HUGH FALCONER (1808-1865), British palaeontologist and botanist, descended from an old Scottish family, was born at Forres on the 29th of February 1808. In 1826 he graduated at Aberdeen, where he manifested a taste for the study of natural history. He afterwards studied medicine in the university of Edinburgh, taking the degree of M.D. in 1829; during this period he zealously attended the botanical classes of Prof. R. Graham (1786-1845), and those on geology by Prof. R. Jameson. Proceeding to India in 1830 as assistant-surgeon on the Bengal establishment of the East India Company, he made on his arrival an examination of the fossil bones from Ava in the possession of the Asiatic Society of Bengal, and his description of the collection, published soon afterwards, gave him a recognized position among the scientists of India. Early in 1831 he was appointed to the army station at Meerut, in the NorthWestern Provinces, but in the same year he was asked to officiate as superintendent of the botanic garden of Saharanpur, during the ill-health and absence of Dr J. F. Royle; and in 1832 he succeeded to this post. He was thus placed in a district that proved to be rich in palaeontological remains; and he set to work to investigate its natural history and geology. In 1834 he published a geological description of the Siwalik hills, in the Tertiary strata of which he had in 1831 discovered bones of crocodiles, tortoises and other animals; and subsequently, with conjoint labourers, he brought to light a sub-tropical fossil fauna of unexampled extent and richness, including remains of Mastodon, the colossal ruminant Sivatherium, and the enormous tortoise Colossochelys Atlas. For these valuable discoveries he and Captain (afterwards Sir Proby T.) Cautley (1802-1871) received in 1837 the Wollaston medal in duplicate from the Geological Society of London. In 1834 Falconer was appointed to inquire into the fitness of India for the growth of the teaplant, and it was on his recommendation that it was introduced into that country.

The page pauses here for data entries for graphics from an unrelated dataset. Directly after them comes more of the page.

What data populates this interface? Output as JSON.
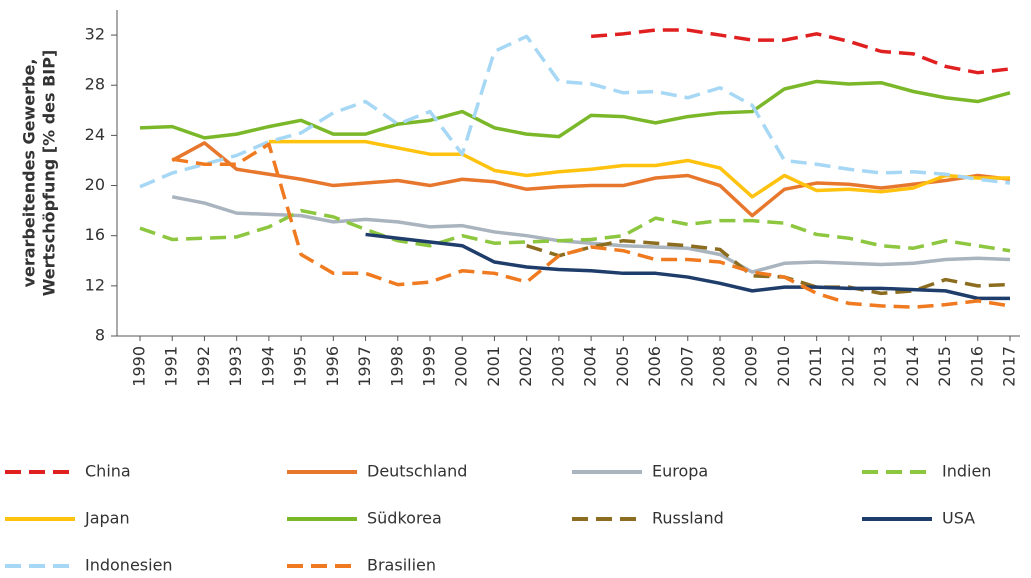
{
  "chart_data": {
    "type": "line",
    "y_label": [
      "verarbeitendes Gewerbe,",
      "Wertschöpfung [% des BIP]"
    ],
    "categories": [
      "1990",
      "1991",
      "1992",
      "1993",
      "1994",
      "1995",
      "1996",
      "1997",
      "1998",
      "1999",
      "2000",
      "2001",
      "2002",
      "2003",
      "2004",
      "2005",
      "2006",
      "2007",
      "2008",
      "2009",
      "2010",
      "2011",
      "2012",
      "2013",
      "2014",
      "2015",
      "2016",
      "2017"
    ],
    "ylim": [
      8,
      34
    ],
    "yticks": [
      8,
      12,
      16,
      20,
      24,
      28,
      32
    ],
    "series": [
      {
        "name": "China",
        "color": "#e02020",
        "dashed": true,
        "values": [
          null,
          null,
          null,
          null,
          null,
          null,
          null,
          null,
          null,
          null,
          null,
          null,
          null,
          null,
          31.9,
          32.1,
          32.4,
          32.4,
          32.0,
          31.6,
          31.6,
          32.1,
          31.5,
          30.7,
          30.5,
          29.5,
          29.0,
          29.3
        ]
      },
      {
        "name": "Deutschland",
        "color": "#e8772e",
        "dashed": false,
        "values": [
          null,
          22.0,
          23.4,
          21.3,
          20.9,
          20.5,
          20.0,
          20.2,
          20.4,
          20.0,
          20.5,
          20.3,
          19.7,
          19.9,
          20.0,
          20.0,
          20.6,
          20.8,
          20.0,
          17.6,
          19.7,
          20.2,
          20.1,
          19.8,
          20.1,
          20.4,
          20.8,
          20.5
        ]
      },
      {
        "name": "Europa",
        "color": "#a9b4bf",
        "dashed": false,
        "values": [
          null,
          19.1,
          18.6,
          17.8,
          17.7,
          17.6,
          17.1,
          17.3,
          17.1,
          16.7,
          16.8,
          16.3,
          16.0,
          15.6,
          15.4,
          15.2,
          15.1,
          15.0,
          14.5,
          13.1,
          13.8,
          13.9,
          13.8,
          13.7,
          13.8,
          14.1,
          14.2,
          14.1
        ]
      },
      {
        "name": "Indien",
        "color": "#8dc63f",
        "dashed": true,
        "values": [
          16.6,
          15.7,
          15.8,
          15.9,
          16.7,
          18.0,
          17.5,
          16.5,
          15.6,
          15.2,
          16.0,
          15.4,
          15.5,
          15.6,
          15.7,
          16.0,
          17.4,
          16.9,
          17.2,
          17.2,
          17.0,
          16.1,
          15.8,
          15.2,
          15.0,
          15.6,
          15.2,
          14.8
        ]
      },
      {
        "name": "Japan",
        "color": "#ffc20e",
        "dashed": false,
        "values": [
          null,
          null,
          null,
          null,
          23.5,
          23.5,
          23.5,
          23.5,
          23.0,
          22.5,
          22.5,
          21.2,
          20.8,
          21.1,
          21.3,
          21.6,
          21.6,
          22.0,
          21.4,
          19.1,
          20.8,
          19.6,
          19.7,
          19.5,
          19.8,
          20.8,
          20.6,
          20.6
        ]
      },
      {
        "name": "Südkorea",
        "color": "#7ab829",
        "dashed": false,
        "values": [
          24.6,
          24.7,
          23.8,
          24.1,
          24.7,
          25.2,
          24.1,
          24.1,
          24.9,
          25.2,
          25.9,
          24.6,
          24.1,
          23.9,
          25.6,
          25.5,
          25.0,
          25.5,
          25.8,
          25.9,
          27.7,
          28.3,
          28.1,
          28.2,
          27.5,
          27.0,
          26.7,
          27.4
        ]
      },
      {
        "name": "Russland",
        "color": "#8c6d1f",
        "dashed": true,
        "values": [
          null,
          null,
          null,
          null,
          null,
          null,
          null,
          null,
          null,
          null,
          null,
          null,
          15.2,
          14.4,
          15.1,
          15.6,
          15.4,
          15.2,
          14.9,
          12.8,
          12.7,
          11.9,
          11.9,
          11.4,
          11.6,
          12.5,
          12.0,
          12.1
        ]
      },
      {
        "name": "USA",
        "color": "#1f3d6b",
        "dashed": false,
        "values": [
          null,
          null,
          null,
          null,
          null,
          null,
          null,
          16.1,
          15.8,
          15.5,
          15.2,
          13.9,
          13.5,
          13.3,
          13.2,
          13.0,
          13.0,
          12.7,
          12.2,
          11.6,
          11.9,
          11.9,
          11.8,
          11.8,
          11.7,
          11.6,
          11.0,
          11.0
        ]
      },
      {
        "name": "Indonesien",
        "color": "#a6d8f5",
        "dashed": true,
        "values": [
          19.9,
          21.0,
          21.7,
          22.4,
          23.5,
          24.2,
          25.8,
          26.7,
          24.9,
          25.9,
          22.5,
          30.7,
          31.9,
          28.3,
          28.1,
          27.4,
          27.5,
          27.0,
          27.8,
          26.4,
          22.0,
          21.7,
          21.3,
          21.0,
          21.1,
          20.9,
          20.5,
          20.2
        ]
      },
      {
        "name": "Brasilien",
        "color": "#f07a20",
        "dashed": true,
        "values": [
          null,
          22.1,
          21.7,
          21.7,
          23.3,
          14.5,
          13.0,
          13.0,
          12.1,
          12.3,
          13.2,
          13.0,
          12.3,
          14.4,
          15.1,
          14.8,
          14.1,
          14.1,
          13.9,
          13.1,
          12.7,
          11.4,
          10.6,
          10.4,
          10.3,
          10.5,
          10.8,
          10.4
        ]
      }
    ]
  }
}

He was compelled by illness to leave India in 1842, and during his stay in England he occupied himself with the classification and arrangement of the Indian fossils presented to the British Museum and East India House, chiefly by himself and Sir Proby T. Cautley. He then set to work to edit the great memoir by Cautley and himself, entitled Fauna Antigua Sivalensis, of which Part I. text was issued in 1846, and a series of 107 plates during the years 1846-1849. Unfortunately the work, owing partly to Dr Falconer's absence from England and partly to ill-health, was never completed. He was elected F. R. S. in 1845. In 1847 he was appointed superintendent of the Calcutta botanical garden, and professor of botany in the medical college; and on entering on his duties in the following year he was at once employed by the Indian government and the Agricultural and Horticultural Society as their adviser on all matters connected with the vegetable products of India. He prepared an important report on the teak forests of Tenasserim, and this was the means of saving them from destruction by reckless felling; and through his recommendation the cultivation of the cinchona bark was introduced into the Indian empire. Being compelled by the state of his health to leave India in 1855, he spent the remainder of his life chiefly in examining fossil species in England and the Continent corresponding to those which he had discovered in India, notably the species of mastodon, elephant and rhinoceros; he also described some new mammalia from the Purbeck strata, and he reported on the bone-caves of Sicily, Gibraltar, Gower and Brixham. In the course of his researches he became interested in the question of the antiquity of the human race, and actually commenced a work on "Primeval Man," which, however, he did not live to finish. He died on the 31st of January 1865. Shortly after his death a committee was formed for the promotion of a "Falconer Memorial." This took the shape of a marble bust, which was placed in the rooms of the Royal Society of London, and of a Falconer scholarship of the annual value of £100, open for competition to graduates in science or medicine of the university of Edinburgh.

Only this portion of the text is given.